19 thoughts on “Time After Blind

  1. This is the best first line EVER. In the history of ever.

    (I can’t help noticing the lack of cars and highway…)

  2. (I can’t help noticing the lack of cars and highway…)

    Remember how I said everything I was coming up with reminded me of either David Cronenberg or NASCAR? Yeah, so it kept doing that.

    Then we were in that panel on the business of being a writer, and people were talking about having to let go of the internal editor sometimes in order to finish a draft, and I started thinking about what it really takes to tune something out. And then I started thinking about willful blindness as a survival mechanism, and you know me–everything just eventually morphs into demons.

  3. I loved this, but I couldn’t tell if I loved it because of OE and me loving her character already!

  4. Thanks!–although, I do suspect intriguing might be a symptom of how the story just kept getting longer and more expansive the more I tried to reign it in 😉 I’m very glad you enjoyed it.

  5. haha–I’m guilty of forgetting how potentially visceral that eye-sewing image is, mostly because I’ve come to think of my demon characters in terms of how durable they are.

  6. Trust me, I think it’s the second one, because I’m kind of in the same place.

    I was thinking, I could write a little short from Raymie’s point of view–it will fit so perfectly with the idea of opting for blindness, blah, blah, blah

    Instead, it just reminded me that I have way more to say and that I really, really want to write a novel about her.

  7. Which you SHOULD . . . damn I need to read your latest bit of Fe before you disown me, shouldn’t I?

  8. Oh, I realize that it is dauntingly more than a bit, so I don’t blame you for taking your time 😉

  9. “Later, in the long blind time that followed, …” My favourite. We’ve all had a long blind time.
    “Because the world is heartbreaking, but you lying around useless in a box like this—this is death.”
    “If He’s God, He can do whatever He wants. He doesn’t have to look at us.”
    Sounds like a lawyer defending 2000 years of catholic domination/demonation.

    So much to love. There’s so much energy in this. Talent. Wisdom. Life. Greatness. Angels should never forget they have wings.

  10. Ah, I love this:

    Sounds like a lawyer defending 2000 years of catholic domination/demonation.

    As always, I’m glad you stopped by to comment, and thanks for reading, Simon 🙂

  11. You know what moments I love? When you’re reading something, you get an image in your head or idea–a striking and novel thought–then the author puts the very thought you had into words.
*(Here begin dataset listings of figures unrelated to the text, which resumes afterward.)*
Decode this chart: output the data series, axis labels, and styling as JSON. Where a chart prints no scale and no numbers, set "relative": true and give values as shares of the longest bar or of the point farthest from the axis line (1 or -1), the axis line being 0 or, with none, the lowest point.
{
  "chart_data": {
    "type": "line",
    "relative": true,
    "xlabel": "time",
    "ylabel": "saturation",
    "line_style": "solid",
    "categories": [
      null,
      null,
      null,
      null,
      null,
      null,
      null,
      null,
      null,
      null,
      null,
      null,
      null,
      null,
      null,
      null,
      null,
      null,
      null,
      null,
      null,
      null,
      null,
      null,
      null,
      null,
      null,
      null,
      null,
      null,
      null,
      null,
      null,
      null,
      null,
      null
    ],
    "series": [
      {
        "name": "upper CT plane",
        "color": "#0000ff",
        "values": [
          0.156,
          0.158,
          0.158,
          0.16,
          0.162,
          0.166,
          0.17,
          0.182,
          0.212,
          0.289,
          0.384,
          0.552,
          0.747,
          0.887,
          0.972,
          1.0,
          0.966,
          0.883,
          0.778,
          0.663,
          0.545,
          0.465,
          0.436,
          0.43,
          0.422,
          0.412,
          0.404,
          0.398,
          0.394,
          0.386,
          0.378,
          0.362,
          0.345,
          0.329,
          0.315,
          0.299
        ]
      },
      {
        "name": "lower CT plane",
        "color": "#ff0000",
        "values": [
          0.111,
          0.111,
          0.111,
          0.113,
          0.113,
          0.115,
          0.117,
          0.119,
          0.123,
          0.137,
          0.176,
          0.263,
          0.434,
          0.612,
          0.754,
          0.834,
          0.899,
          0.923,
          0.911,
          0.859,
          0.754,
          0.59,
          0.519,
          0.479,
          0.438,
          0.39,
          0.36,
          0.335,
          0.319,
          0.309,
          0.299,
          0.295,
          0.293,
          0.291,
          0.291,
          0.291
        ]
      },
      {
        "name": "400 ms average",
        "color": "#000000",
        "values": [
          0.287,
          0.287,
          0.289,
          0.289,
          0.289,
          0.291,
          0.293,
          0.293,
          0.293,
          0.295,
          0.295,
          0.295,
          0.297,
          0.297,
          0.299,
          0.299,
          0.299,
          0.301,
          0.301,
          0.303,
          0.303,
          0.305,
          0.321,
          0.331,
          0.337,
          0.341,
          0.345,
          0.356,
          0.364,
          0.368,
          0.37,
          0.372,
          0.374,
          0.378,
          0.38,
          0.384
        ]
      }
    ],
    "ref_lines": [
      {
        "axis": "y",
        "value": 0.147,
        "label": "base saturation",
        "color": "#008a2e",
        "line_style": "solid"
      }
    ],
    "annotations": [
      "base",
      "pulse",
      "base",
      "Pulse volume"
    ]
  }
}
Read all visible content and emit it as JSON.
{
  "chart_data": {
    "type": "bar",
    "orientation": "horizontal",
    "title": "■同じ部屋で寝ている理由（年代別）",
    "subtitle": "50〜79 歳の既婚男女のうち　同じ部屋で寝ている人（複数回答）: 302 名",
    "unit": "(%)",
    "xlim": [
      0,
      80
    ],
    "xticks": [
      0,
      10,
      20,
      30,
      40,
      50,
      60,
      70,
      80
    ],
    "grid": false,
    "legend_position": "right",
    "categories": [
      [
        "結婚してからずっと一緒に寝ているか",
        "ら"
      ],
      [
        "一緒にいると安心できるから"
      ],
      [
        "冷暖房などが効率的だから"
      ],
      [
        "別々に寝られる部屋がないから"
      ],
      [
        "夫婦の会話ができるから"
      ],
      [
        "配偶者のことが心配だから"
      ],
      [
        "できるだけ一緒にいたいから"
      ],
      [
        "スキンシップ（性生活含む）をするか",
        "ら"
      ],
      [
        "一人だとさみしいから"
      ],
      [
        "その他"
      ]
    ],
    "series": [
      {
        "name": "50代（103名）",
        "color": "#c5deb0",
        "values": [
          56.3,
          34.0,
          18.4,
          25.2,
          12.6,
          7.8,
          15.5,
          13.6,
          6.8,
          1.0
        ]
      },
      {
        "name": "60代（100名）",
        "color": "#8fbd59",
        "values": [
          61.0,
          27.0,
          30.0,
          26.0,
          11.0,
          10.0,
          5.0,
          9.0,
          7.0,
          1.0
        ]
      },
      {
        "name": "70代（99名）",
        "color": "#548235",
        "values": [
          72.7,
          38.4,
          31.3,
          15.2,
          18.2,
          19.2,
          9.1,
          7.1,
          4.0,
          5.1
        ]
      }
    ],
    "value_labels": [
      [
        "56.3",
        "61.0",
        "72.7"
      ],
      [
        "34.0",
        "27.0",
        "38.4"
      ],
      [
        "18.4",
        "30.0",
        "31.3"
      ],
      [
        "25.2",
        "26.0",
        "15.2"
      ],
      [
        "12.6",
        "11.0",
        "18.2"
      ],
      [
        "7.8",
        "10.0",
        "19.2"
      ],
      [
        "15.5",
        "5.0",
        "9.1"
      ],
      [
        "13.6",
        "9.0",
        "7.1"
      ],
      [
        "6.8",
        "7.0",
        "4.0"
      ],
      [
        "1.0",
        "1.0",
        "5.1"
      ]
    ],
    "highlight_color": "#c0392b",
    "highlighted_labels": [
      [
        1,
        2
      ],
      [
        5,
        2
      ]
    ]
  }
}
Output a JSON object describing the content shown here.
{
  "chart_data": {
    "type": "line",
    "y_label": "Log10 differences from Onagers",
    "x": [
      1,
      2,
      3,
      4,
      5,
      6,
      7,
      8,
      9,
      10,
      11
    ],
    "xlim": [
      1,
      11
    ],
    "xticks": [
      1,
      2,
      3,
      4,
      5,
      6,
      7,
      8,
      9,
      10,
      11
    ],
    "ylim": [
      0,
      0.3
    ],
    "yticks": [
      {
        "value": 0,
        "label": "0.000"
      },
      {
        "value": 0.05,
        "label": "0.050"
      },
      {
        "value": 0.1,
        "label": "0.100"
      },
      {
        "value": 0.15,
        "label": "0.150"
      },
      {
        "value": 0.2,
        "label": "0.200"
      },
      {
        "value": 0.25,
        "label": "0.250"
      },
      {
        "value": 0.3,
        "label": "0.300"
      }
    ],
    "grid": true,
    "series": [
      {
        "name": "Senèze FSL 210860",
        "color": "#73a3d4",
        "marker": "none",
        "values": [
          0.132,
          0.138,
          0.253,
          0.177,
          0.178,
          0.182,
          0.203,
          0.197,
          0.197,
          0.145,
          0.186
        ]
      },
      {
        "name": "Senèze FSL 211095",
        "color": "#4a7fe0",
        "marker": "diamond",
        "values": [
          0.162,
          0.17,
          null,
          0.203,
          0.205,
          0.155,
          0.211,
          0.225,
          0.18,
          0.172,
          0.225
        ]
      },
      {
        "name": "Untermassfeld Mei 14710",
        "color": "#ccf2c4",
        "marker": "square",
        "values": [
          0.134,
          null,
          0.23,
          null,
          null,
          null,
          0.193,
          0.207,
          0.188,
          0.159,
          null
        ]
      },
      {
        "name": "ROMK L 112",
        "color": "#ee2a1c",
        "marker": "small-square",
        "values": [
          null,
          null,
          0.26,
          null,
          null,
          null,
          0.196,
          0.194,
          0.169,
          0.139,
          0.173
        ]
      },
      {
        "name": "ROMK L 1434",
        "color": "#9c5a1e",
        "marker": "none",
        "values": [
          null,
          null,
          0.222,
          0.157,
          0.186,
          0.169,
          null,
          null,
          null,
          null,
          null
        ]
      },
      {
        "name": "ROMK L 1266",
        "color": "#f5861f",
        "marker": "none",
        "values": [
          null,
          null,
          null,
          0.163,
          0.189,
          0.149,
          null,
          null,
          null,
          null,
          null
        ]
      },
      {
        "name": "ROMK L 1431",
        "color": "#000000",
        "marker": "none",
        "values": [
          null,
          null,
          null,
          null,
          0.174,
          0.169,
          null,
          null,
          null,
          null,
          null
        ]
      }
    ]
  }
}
It is so satisfying. As I was reading, I started thinking of her as a doll (for the first time in all my time knowing her) and then what does M go and say? I’ve made you into a doll! I also had the feeling it could have been the author speaking about her own realization about a character through a character. What a twisted world you weave!

  12. Oh, that was absolutely my realization of the moment. I’d have to tone it down some for a long piece, but now the idea is irrevocably in my head.